In 2013 Burke filed a defamation lawsuit against two Wikipedia editors who had falsely stated she had been sanctioned by a federal judge. The matter also stemmed from inaccuracies concerning the Atban case and a similar criminal case against Blackwater in the text of her Wikipedia entry. Burke claimed that the confusion between cases may have been the result of a conflict-of-interest for the editors in question, alleging that the editors were possibly working for Blackwater at the time of the edits. One of the defending editors' attorneys, Christopher Hajec of the Center for Individual Rights, argued that the lawsuit could have the effect of chilling freedom of speech and the willingness of Wikipedia editors to "edit on matters of public concern". On May 29, 2014, a Washington DC court quashed one of her two subpoenas of John Doe Wikipedia editors, as a result of the application of DC's recent anti-SLAPP laws. The other Wikipedia editor's subpoena was not quashed in the decision.
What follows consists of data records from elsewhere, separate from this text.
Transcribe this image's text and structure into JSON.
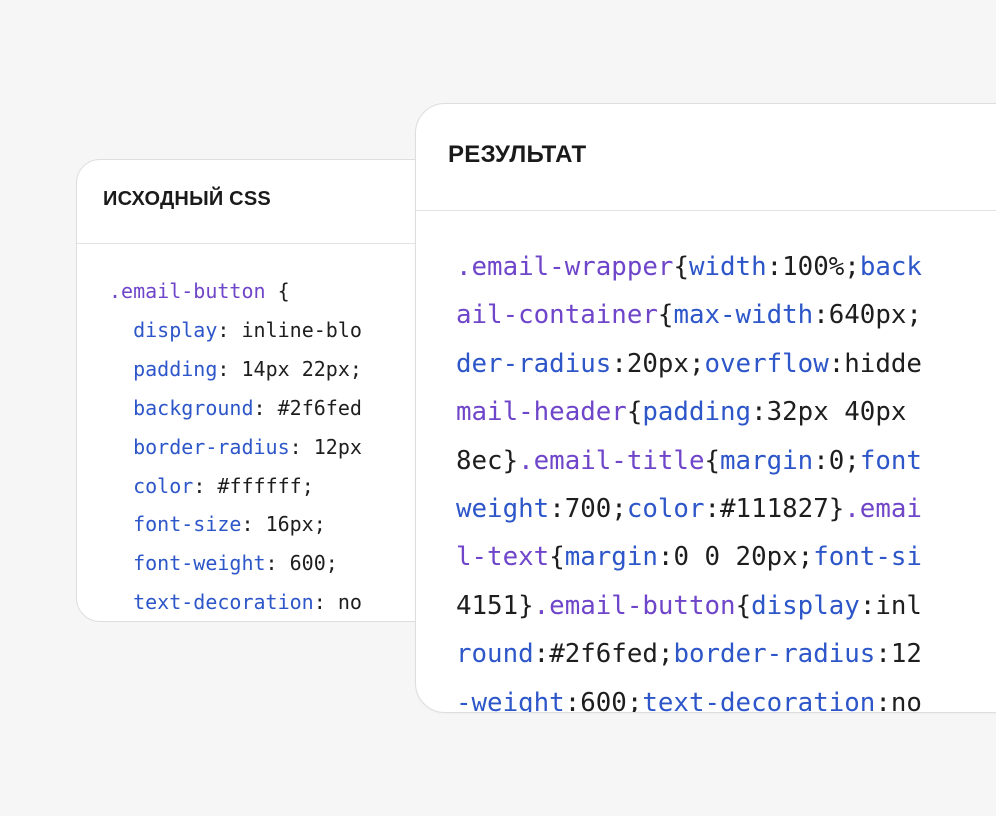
{
  "colors": {
    "selector": "#6f46c9",
    "property": "#2d56c9",
    "value": "#1e1e1e",
    "background": "#f6f6f6"
  },
  "source_panel": {
    "title": "ИСХОДНЫЙ CSS",
    "lines": [
      [
        {
          "t": "sel",
          "v": ".email-button"
        },
        {
          "t": "punc",
          "v": " {"
        }
      ],
      [
        {
          "t": "punc",
          "v": "  "
        },
        {
          "t": "prop",
          "v": "display"
        },
        {
          "t": "punc",
          "v": ": "
        },
        {
          "t": "val",
          "v": "inline-blo"
        }
      ],
      [
        {
          "t": "punc",
          "v": "  "
        },
        {
          "t": "prop",
          "v": "padding"
        },
        {
          "t": "punc",
          "v": ": "
        },
        {
          "t": "val",
          "v": "14px 22px;"
        }
      ],
      [
        {
          "t": "punc",
          "v": "  "
        },
        {
          "t": "prop",
          "v": "background"
        },
        {
          "t": "punc",
          "v": ": "
        },
        {
          "t": "val",
          "v": "#2f6fed"
        }
      ],
      [
        {
          "t": "punc",
          "v": "  "
        },
        {
          "t": "prop",
          "v": "border-radius"
        },
        {
          "t": "punc",
          "v": ": "
        },
        {
          "t": "val",
          "v": "12px"
        }
      ],
      [
        {
          "t": "punc",
          "v": "  "
        },
        {
          "t": "prop",
          "v": "color"
        },
        {
          "t": "punc",
          "v": ": "
        },
        {
          "t": "val",
          "v": "#ffffff;"
        }
      ],
      [
        {
          "t": "punc",
          "v": "  "
        },
        {
          "t": "prop",
          "v": "font-size"
        },
        {
          "t": "punc",
          "v": ": "
        },
        {
          "t": "val",
          "v": "16px;"
        }
      ],
      [
        {
          "t": "punc",
          "v": "  "
        },
        {
          "t": "prop",
          "v": "font-weight"
        },
        {
          "t": "punc",
          "v": ": "
        },
        {
          "t": "val",
          "v": "600;"
        }
      ],
      [
        {
          "t": "punc",
          "v": "  "
        },
        {
          "t": "prop",
          "v": "text-decoration"
        },
        {
          "t": "punc",
          "v": ": "
        },
        {
          "t": "val",
          "v": "no"
        }
      ],
      [
        {
          "t": "punc",
          "v": "}"
        }
      ]
    ]
  },
  "result_panel": {
    "title": "РЕЗУЛЬТАТ",
    "lines": [
      [
        {
          "t": "sel",
          "v": ".email-wrapper"
        },
        {
          "t": "punc",
          "v": "{"
        },
        {
          "t": "prop",
          "v": "width"
        },
        {
          "t": "punc",
          "v": ":"
        },
        {
          "t": "val",
          "v": "100%;"
        },
        {
          "t": "prop",
          "v": "back"
        }
      ],
      [
        {
          "t": "sel",
          "v": "ail-container"
        },
        {
          "t": "punc",
          "v": "{"
        },
        {
          "t": "prop",
          "v": "max-width"
        },
        {
          "t": "punc",
          "v": ":"
        },
        {
          "t": "val",
          "v": "640px;"
        }
      ],
      [
        {
          "t": "prop",
          "v": "der-radius"
        },
        {
          "t": "punc",
          "v": ":"
        },
        {
          "t": "val",
          "v": "20px;"
        },
        {
          "t": "prop",
          "v": "overflow"
        },
        {
          "t": "punc",
          "v": ":"
        },
        {
          "t": "val",
          "v": "hidde"
        }
      ],
      [
        {
          "t": "sel",
          "v": "mail-header"
        },
        {
          "t": "punc",
          "v": "{"
        },
        {
          "t": "prop",
          "v": "padding"
        },
        {
          "t": "punc",
          "v": ":"
        },
        {
          "t": "val",
          "v": "32px 40px"
        }
      ],
      [
        {
          "t": "val",
          "v": "8ec}"
        },
        {
          "t": "sel",
          "v": ".email-title"
        },
        {
          "t": "punc",
          "v": "{"
        },
        {
          "t": "prop",
          "v": "margin"
        },
        {
          "t": "punc",
          "v": ":"
        },
        {
          "t": "val",
          "v": "0;"
        },
        {
          "t": "prop",
          "v": "font"
        }
      ],
      [
        {
          "t": "prop",
          "v": "weight"
        },
        {
          "t": "punc",
          "v": ":"
        },
        {
          "t": "val",
          "v": "700;"
        },
        {
          "t": "prop",
          "v": "color"
        },
        {
          "t": "punc",
          "v": ":"
        },
        {
          "t": "val",
          "v": "#111827}"
        },
        {
          "t": "sel",
          "v": ".emai"
        }
      ],
      [
        {
          "t": "sel",
          "v": "l-text"
        },
        {
          "t": "punc",
          "v": "{"
        },
        {
          "t": "prop",
          "v": "margin"
        },
        {
          "t": "punc",
          "v": ":"
        },
        {
          "t": "val",
          "v": "0 0 20px;"
        },
        {
          "t": "prop",
          "v": "font-si"
        }
      ],
      [
        {
          "t": "val",
          "v": "4151}"
        },
        {
          "t": "sel",
          "v": ".email-button"
        },
        {
          "t": "punc",
          "v": "{"
        },
        {
          "t": "prop",
          "v": "display"
        },
        {
          "t": "punc",
          "v": ":"
        },
        {
          "t": "val",
          "v": "inl"
        }
      ],
      [
        {
          "t": "prop",
          "v": "round"
        },
        {
          "t": "punc",
          "v": ":"
        },
        {
          "t": "val",
          "v": "#2f6fed;"
        },
        {
          "t": "prop",
          "v": "border-radius"
        },
        {
          "t": "punc",
          "v": ":"
        },
        {
          "t": "val",
          "v": "12"
        }
      ],
      [
        {
          "t": "prop",
          "v": "-weight"
        },
        {
          "t": "punc",
          "v": ":"
        },
        {
          "t": "val",
          "v": "600;"
        },
        {
          "t": "prop",
          "v": "text-decoration"
        },
        {
          "t": "punc",
          "v": ":"
        },
        {
          "t": "val",
          "v": "no"
        }
      ]
    ]
  }
}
===Cioca et al. v. Rumsfeld et al.===

Plaintiffs in this case said they were raped or sexually assaulted while in the military and that the Department of Defense failed to properly investigate and prosecute their cases. Burke represented the active-duty service members and veterans in their suit, which named former Secretary of Defense Donald Rumsfeld as a defendant. The complaint was dismissed when the court agreed with the government’s argument that service members could not sue the military for injuries that are “incident to plaintiffs’ military service.”

==Awards==

- Mary Philbrook Public Interest Award, 2018
- Listing of top 75 female attorneys in the U.S. by the National Law Journal, 2015
- "Woman Doing Good." Self magazine, 2013

==Criticism, defamation suit==

Reports published in The New York Times and for CBS News were critical of Burke's defense of Abu Ghraib detainees, citing Pentagon reports stating that 14-20% of individuals who have been released from such facilities because they have been deemed not to pose a serious threat allegedly resume terrorist activities. One such former detainee, Ibrahim Shafir Sen, who was released from Guantanamo and, with Burke as his attorney, filed a suit against Secretary of Defense Donald Rumsfeld, was later re-arrested in Turkey and charged with being a leader of an al-Qaida terrorist cell.

During a hearing on the civil immunity of government contractors working at Abu Ghraib, Burke asserted that enemy combatants should have the right to sue U.S. soldiers if the U.S. attorney general "fails to intervene." The court disagreed.

===Defamation lawsuit===
In September 2013 Burke filed a defamation lawsuit to discover the identities of two anonymous Wikipedia editors who she alleged had inserted misleading information into her Wikipedia article (i.e. this article). One of her goals of the suit was to discover if there was a connection between those two editors and Blackwater. One of the John Does filed an anti-SLAPP lawsuit against Burke, backed by the Center for Individual Rights, asserting that her lawsuit was intended to chill or silence speech. The trial court denied Doe's motion. But on May 29, 2014, the DC Court of Appeals reversed that decision. The appeals court specifically held that "Ms. Burke is public figure," "she is required to show malice on [John Doe's] part in order to succeed on her defamation claim," and that "she is unlikely to be able to do so [show actual malice] here." The appeals court said that Doe could now pursue recovery of legal fees in the trial court.